Spraying bats with ‘good’ bacteria may combat deadly white nose syndrome
The treatment uses antifungal microbes that many of the animals already have on their skin
DEADLY FUZZ Dosing bats with antifungal bacteria appears to help defend against the fungus that causes the devastating disease known as white nose syndrome.
USFWS/Sue Cameron/Flickr (CC BY 2.0)
A one-time spritz with a solution of beneficial bacteria may help bats infected with white nose syndrome survive the deadly disease.
Boosting the amount of naturally antifungal Pseudomonas fluorescens bacteria that are already present on many bats’ skin allowed nearly half of the animals to live through winter, compared with only 8 percent surviving in an untreated group, a small study finds.
The cold-loving fungus responsible for white nose syndrome (Pseudogymnoascus destructans) has devastated North American bat populations. Since the disease arrived on the continent in 2006, it has wiped out more than 90 percent of most little brown bat colonies (Myotis lucifugus) in the northeastern United States, and is spreading west with infected bats (SN: 4/30/16, p. 20).
Infections disrupt the animals’ hibernation, causing them either to use up their fat stores and starve or to leave their winter shelters and die of exposure (SN Online: 1/5/15). Many infected bats don’t make it until spring, when bats’ body temperatures and immune systems ramp up again, and the animals are more able to fight off fungal infections.
“Bats are really difficult to work with, so being able to pull out some meaningful results from this work was a huge win for us,” says ecologist Joseph Hoyt, who set up the experiment in a Wisconsin mine. The researchers learned from previous efforts by scientists to study probiotic treatments for amphibians to fight chytrid fungus infections, says Hoyt, of Virginia Tech in Blacksburg.
Hoyt and colleagues used a strain of Pseudomonas found on bats that he and other researchers had identified in a 2015 study as being one of the most effective at reducing P. destructans fungi. Before starting the experiment, the team also determined that P. fluorescens or closely related bacteria were present already on 20 percent of bats in the mine — helping assure that the research wouldn’t introduce microbes that could harm the animals’ environment.
In November 2015, the researchers caught 30 bats from the cave, spraying a solution on the wings and tails of 16 of them, and attaching transponders to their wings. The transponders triggered a sensor at the mine opening to let researchers know when a bat had left or entered, and thus, was no longer hibernating and was still alive. Three treated bats and one untreated bat were eliminated from the experiment after losing their transponders. Then, in early March, the researchers swabbed the wings of the surviving bats in both the treated and untreated groups for fungi, and a few months later, collected the data from the transponder receiver.

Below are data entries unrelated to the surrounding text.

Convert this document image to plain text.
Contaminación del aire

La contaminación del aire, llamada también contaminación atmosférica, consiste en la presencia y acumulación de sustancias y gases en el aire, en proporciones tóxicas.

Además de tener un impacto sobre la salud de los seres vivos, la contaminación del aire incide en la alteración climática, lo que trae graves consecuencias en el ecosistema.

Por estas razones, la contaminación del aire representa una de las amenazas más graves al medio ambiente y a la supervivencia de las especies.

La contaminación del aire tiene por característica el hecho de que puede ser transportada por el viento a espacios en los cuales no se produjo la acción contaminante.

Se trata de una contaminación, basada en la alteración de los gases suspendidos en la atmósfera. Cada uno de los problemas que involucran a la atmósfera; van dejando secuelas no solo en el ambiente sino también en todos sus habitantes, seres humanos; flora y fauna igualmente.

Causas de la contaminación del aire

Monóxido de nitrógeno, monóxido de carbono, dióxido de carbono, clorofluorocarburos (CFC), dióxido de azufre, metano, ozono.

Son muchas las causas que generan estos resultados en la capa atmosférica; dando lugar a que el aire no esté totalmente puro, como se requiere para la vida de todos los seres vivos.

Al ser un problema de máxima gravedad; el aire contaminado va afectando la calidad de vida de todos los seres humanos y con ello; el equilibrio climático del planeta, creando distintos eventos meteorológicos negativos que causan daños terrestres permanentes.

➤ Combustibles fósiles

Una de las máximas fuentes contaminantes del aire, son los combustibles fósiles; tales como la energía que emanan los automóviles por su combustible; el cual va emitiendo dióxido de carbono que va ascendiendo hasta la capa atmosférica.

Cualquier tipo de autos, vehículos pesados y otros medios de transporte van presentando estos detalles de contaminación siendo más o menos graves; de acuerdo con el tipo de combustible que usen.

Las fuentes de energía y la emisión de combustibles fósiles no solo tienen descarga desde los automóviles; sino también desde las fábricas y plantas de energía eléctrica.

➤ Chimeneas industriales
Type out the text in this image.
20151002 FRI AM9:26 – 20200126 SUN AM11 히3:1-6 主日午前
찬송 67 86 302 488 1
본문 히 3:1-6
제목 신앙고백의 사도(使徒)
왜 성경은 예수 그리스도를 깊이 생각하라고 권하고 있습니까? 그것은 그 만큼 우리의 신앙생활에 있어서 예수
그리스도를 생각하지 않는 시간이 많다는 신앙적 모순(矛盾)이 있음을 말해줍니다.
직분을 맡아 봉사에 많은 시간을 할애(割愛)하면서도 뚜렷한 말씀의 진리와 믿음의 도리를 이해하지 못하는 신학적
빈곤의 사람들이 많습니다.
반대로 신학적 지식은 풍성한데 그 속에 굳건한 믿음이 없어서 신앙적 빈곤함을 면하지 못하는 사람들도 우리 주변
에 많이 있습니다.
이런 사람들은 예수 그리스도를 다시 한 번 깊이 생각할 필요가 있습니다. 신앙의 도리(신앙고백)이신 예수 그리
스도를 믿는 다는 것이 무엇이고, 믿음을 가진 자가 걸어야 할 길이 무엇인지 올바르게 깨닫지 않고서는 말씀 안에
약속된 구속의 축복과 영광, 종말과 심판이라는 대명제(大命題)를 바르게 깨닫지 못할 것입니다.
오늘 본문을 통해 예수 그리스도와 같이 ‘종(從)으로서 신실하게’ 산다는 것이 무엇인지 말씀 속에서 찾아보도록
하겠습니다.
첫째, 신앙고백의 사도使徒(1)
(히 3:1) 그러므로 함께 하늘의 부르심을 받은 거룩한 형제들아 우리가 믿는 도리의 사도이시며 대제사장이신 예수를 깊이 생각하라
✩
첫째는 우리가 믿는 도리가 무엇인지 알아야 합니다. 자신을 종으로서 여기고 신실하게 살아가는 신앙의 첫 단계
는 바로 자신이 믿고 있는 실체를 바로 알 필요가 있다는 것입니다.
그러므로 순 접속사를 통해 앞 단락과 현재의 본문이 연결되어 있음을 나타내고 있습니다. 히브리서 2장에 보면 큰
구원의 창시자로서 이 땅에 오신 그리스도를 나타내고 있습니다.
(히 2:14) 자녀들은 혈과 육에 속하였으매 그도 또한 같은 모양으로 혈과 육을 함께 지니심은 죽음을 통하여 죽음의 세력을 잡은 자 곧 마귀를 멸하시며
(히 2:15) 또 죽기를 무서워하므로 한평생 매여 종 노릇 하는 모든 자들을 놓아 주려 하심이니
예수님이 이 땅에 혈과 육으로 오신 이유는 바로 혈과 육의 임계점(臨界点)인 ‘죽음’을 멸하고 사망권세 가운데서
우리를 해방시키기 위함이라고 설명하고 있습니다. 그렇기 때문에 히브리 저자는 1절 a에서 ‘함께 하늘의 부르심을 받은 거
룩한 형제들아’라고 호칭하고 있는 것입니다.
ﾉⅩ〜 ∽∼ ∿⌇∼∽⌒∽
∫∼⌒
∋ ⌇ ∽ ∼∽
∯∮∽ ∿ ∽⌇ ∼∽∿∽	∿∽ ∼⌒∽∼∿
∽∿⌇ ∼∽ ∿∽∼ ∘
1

Of the bats remaining in the experiment, six that had been treated lived through the winter, while only one of the untreated bats survived, the researchers report online June 24 in Scientific Reports.
That roughly 50 percent survival rate in the treated bats “is not stellar when you’re thinking of saving a species,” says wildlife biologist Jeremy Coleman, the national white nose syndrome coordinator for the U.S. Fish and Wildlife Service in Springfield, Mass. “But we’re not likely to find a single treatment that is going to solve this problem,” says Coleman, who was not involved in the study. The new probiotic solution could also be replicated using naturally occurring antifungal bacteria from other sites to avoid any possible impacts from introducing new types of bacteria into an ecosystem.
“Maybe using Pseudomonas with other treatments will get these animals through what we think is a bottleneck event,” which reduces genetic diversity, but doesn’t wipe a species out altogether before it can evolve natural defenses as bats in Europe have, Coleman says.